虫垂切除による合併症

 手術の合併症には全身麻酔による合併症腹部の手術を行うことによる合併症に加えて,「虫垂切除」という操作を行うことによる合併症,事故がありますのでここに書いておきます.

@腸管,他臓器損傷:手術は虫垂だけをつかみだして摘出することはできません.虫垂炎がひどくなればなるほど,虫垂は周囲の小腸,大腸,脂肪組織,腸間膜などの中に囲まれてうずくまっています.この中から虫垂だけを取り出すのですが,この時にこれら他の臓器を傷つけてしまうことがあります.手術中に気づけばその場で修復しますが,ごくまれに気が付かずに,手術の後で腸管内容が漏れ出たり,腹膜炎を起こすことがあります.

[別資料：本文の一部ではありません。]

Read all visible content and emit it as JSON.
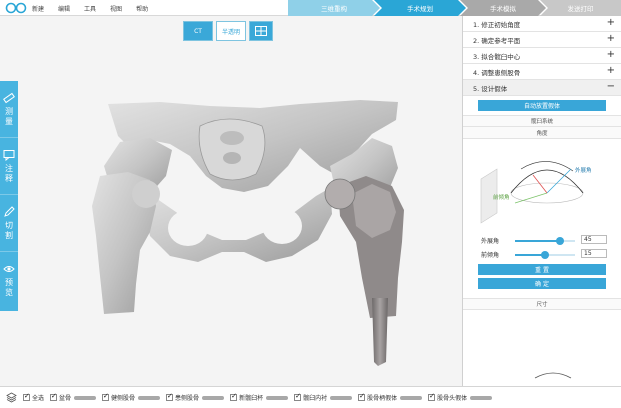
{
  "menu": [
    "新建",
    "编辑",
    "工具",
    "视图",
    "帮助"
  ],
  "steps": [
    "三维重构",
    "手术规划",
    "手术模拟",
    "发送打印"
  ],
  "view_buttons": {
    "ct": "CT",
    "translucent": "半透明",
    "layout_icon": "layout-icon"
  },
  "left_tools": [
    {
      "label": "测量",
      "icon": "ruler-icon"
    },
    {
      "label": "注释",
      "icon": "comment-icon"
    },
    {
      "label": "切割",
      "icon": "pen-icon"
    },
    {
      "label": "预览",
      "icon": "eye-icon"
    }
  ],
  "panel": {
    "items": [
      {
        "label": "1. 修正初始角度",
        "sign": "+"
      },
      {
        "label": "2. 确定参考平面",
        "sign": "+"
      },
      {
        "label": "3. 拟合髋臼中心",
        "sign": "+"
      },
      {
        "label": "4. 调整患侧股骨",
        "sign": "+"
      },
      {
        "label": "5. 设计假体",
        "sign": "−"
      }
    ],
    "auto_button": "自动放置假体",
    "acetabular_system": "髋臼系统",
    "angle_header": "角度",
    "gizmo_labels": {
      "abduction": "外展角",
      "anteversion": "前倾角"
    },
    "abduction": {
      "label": "外展角",
      "value": "45",
      "fraction": 0.75
    },
    "anteversion": {
      "label": "前倾角",
      "value": "15",
      "fraction": 0.5
    },
    "reset_button": "重 置",
    "confirm_button": "确 定",
    "size_header": "尺寸"
  },
  "bottom": {
    "items": [
      "全选",
      "盆骨",
      "健侧股骨",
      "患侧股骨",
      "新髋臼杯",
      "髋臼内衬",
      "股骨柄假体",
      "股骨头假体"
    ]
  },
  "colors": {
    "accent": "#39a6d8",
    "bone": "#c9c9c9",
    "implant": "#8a8585"
  }
}
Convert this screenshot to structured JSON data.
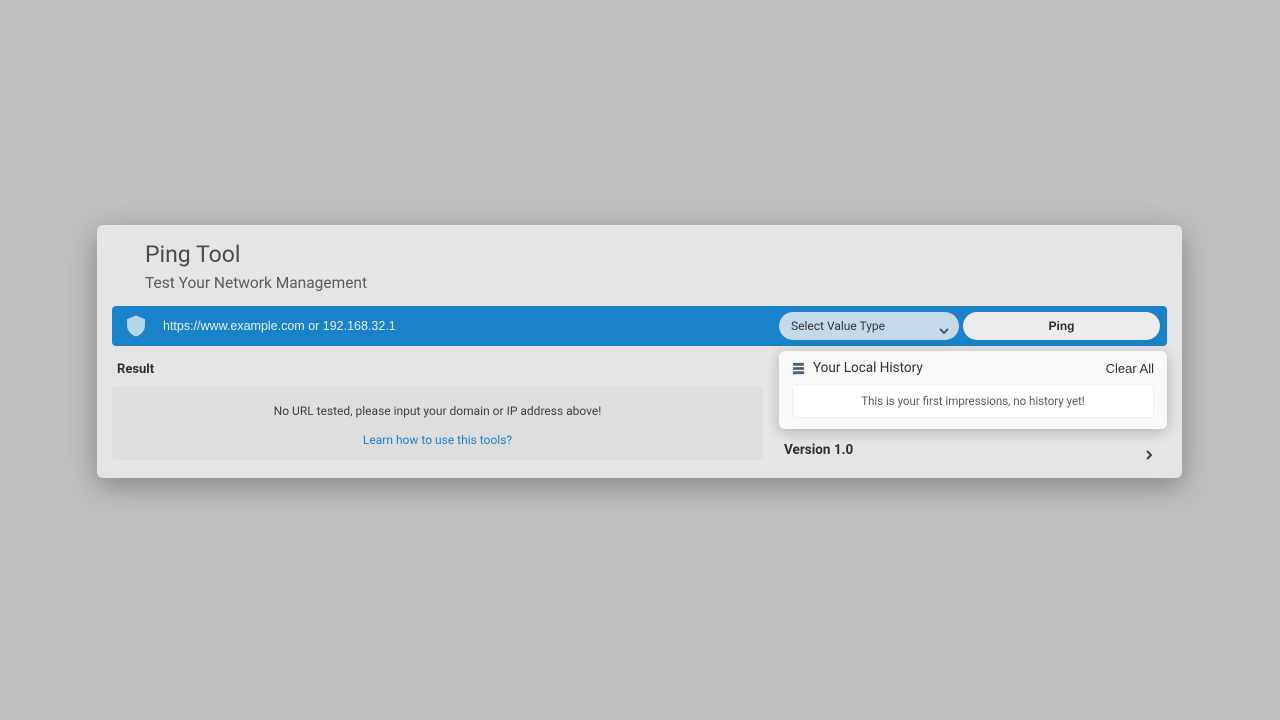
{
  "header": {
    "title": "Ping Tool",
    "subtitle": "Test Your Network Management"
  },
  "search": {
    "placeholder": "https://www.example.com or 192.168.32.1",
    "value": "",
    "select_label": "Select Value Type",
    "button_label": "Ping"
  },
  "result": {
    "section_label": "Result",
    "empty_text": "No URL tested, please input your domain or IP address above!",
    "learn_link": "Learn how to use this tools?"
  },
  "history": {
    "title": "Your Local History",
    "clear_label": "Clear All",
    "empty_text": "This is your first impressions, no history yet!"
  },
  "footer": {
    "version_label": "Version 1.0"
  },
  "colors": {
    "accent": "#1a82c9"
  }
}
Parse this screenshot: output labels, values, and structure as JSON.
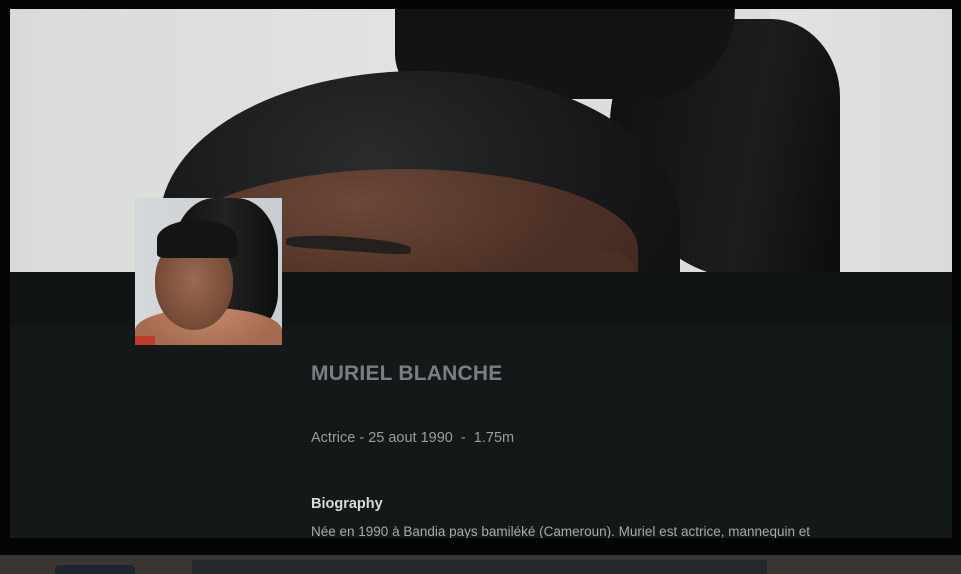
{
  "profile": {
    "name": "MURIEL BLANCHE",
    "meta": "Actrice - 25 aout 1990  -  1.75m",
    "biography_heading": "Biography",
    "biography_text": "Née en 1990 à Bandia pays bamiléké (Cameroun). Muriel est actrice, mannequin et"
  },
  "images": {
    "hero": "backdrop-photo",
    "thumbnail": "profile-photo"
  },
  "colors": {
    "panel_background": "#131818",
    "name_text": "#7b7e80",
    "meta_text": "#9a9c9d",
    "heading_text": "#dadada"
  }
}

A縫合不全;非常に稀ですが、虫垂の切って閉じた断端や腸と腸のつなぎ目がうまくつかず、そこから腸液がもれる事があります。この場合は再手術が必要になります。

B腹腔内膿瘍:遺残膿瘍 すでに虫垂に穴が開き、腹膜炎になっている場合、お腹の中を徹底的に生理食塩水で洗浄します,そしておいても手術の中には汚れた液体が多少とも溜まりますのdせ,その液体をお腹の中にたまったままにしないように,液体のたまりそうな部分にチューブ(ドレーン)を入れておきます。このように徹底した治療で多くの場合はきれいに治癒しますが、汚れがひどいときなどにはドレーンを入れておいた以外の部分に汚れがたまったり,感染して膿となって,術後の炎症,発熱などの原因になることがあります。ドレーンの位置を変更したり、ときには再手術でドレーンを入れ直したりする必要が生じる場合もあります。

C大出血:手術中は出血があれば,その原因となっている血管を糸などで結紮,閉鎖してしたり,血管の断端を焼いて内腔を焼きつぶしてかさぶたを作り止血してしまうのですが,術後にもその危険はあります.結紮していた糸が外れたり,かさぶたが外れたりして出血することがあります.小さな血管からの出血であれば自然に止血しますが,極めてまれですが,大血管からの出血だと緊急手術が必要になることがあります.